Лето, жара, каникулы в деревне, мне 12 лет. С соседкой Танюней, моей ровесницей, и ее братом Женькой хороним воробья. Усопший заботливо уложен в коробочку из-под дедова компаса, украшен цветами и обрывками кружева. Мы преисполнены скорби — по поводу кончины птахи, и праведного гнева – по отношению к коту Ваське, виновнику гибели…
Прерванная церемония
На самом деле никакой трагедии нет: ни я, ни Танюня с Женькой не знали покойного при жизни, воробей – законный «трофей», отобранный у Васьки. Хвостатая бестия прошмыгнула в сарай, надеясь слопать там добычу, и была застигнута врасплох. Ваську пристыдили и отшлепали в воспитательных целях, воробья решили проводить в последний путь с почестями – все равно заняться решительно нечем. Нет, конечно, можно пойти на речку искупаться. Но для этого нужно разрешение бабушки Танюни и Женьки – десятипудового надзирателя, ни на шаг не пускающего нас дальше двора. Чтобы получить высокое дозволение побарахтаться в ближайшем водоеме, надо найти взрослого, который приглядывал бы за нами. Увы, все на работе, и мы вынуждены изнывать от жары и безделья, устраивая похороны воробью. Этак мы скоро кузнечиков начнем на тот свет провожать…
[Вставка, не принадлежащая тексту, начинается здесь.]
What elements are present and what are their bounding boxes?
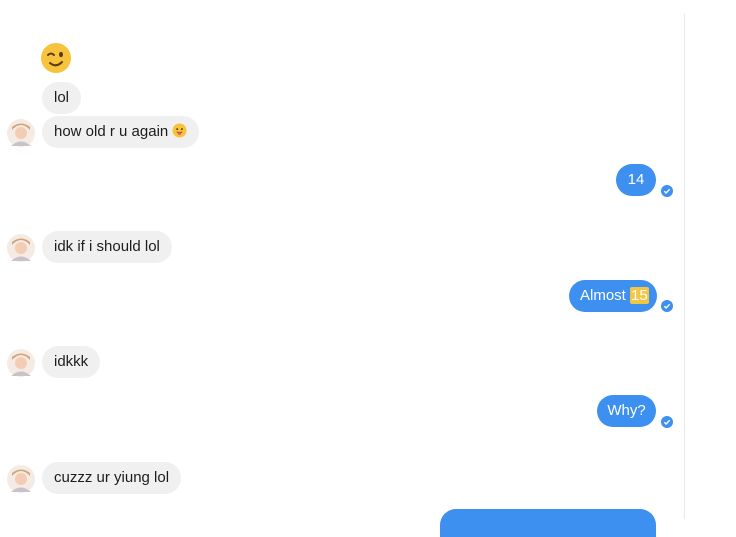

— Танька, Наташка, Женечка! Где вы, ребятки? Гена пришел! – кричит бабушка с крыльца, где она обычно сидит после обеда, звонко щелкая свернутой газетой надоедливых мух.
…Гена!.. Я его терпеть не могу, но на данный момент он – наше спасение. Ему уже 15 лет, и есть призрачная надежда, что с ним толстая мучительница отпустит нас на речку. Интересное дело: бабушка держит Танюню с Женькой в ежовых рукавицах, увесистые шлепки по мягкому месту перепадают и мне – по-соседски щедро, за баловство. Но когда на пороге возникает Генка, бабушка превращается в мед и сахар. «Геночка то, Геночка се, может, пообедаешь с нами? Как здоровье мамы?» — тьфу, слушать противно. И за что ему такая милость? Ладно, неважно, лишь бы отпустили купаться. Похороны экстренно «сворачиваются», в дверном проеме вырастает фигура Гены.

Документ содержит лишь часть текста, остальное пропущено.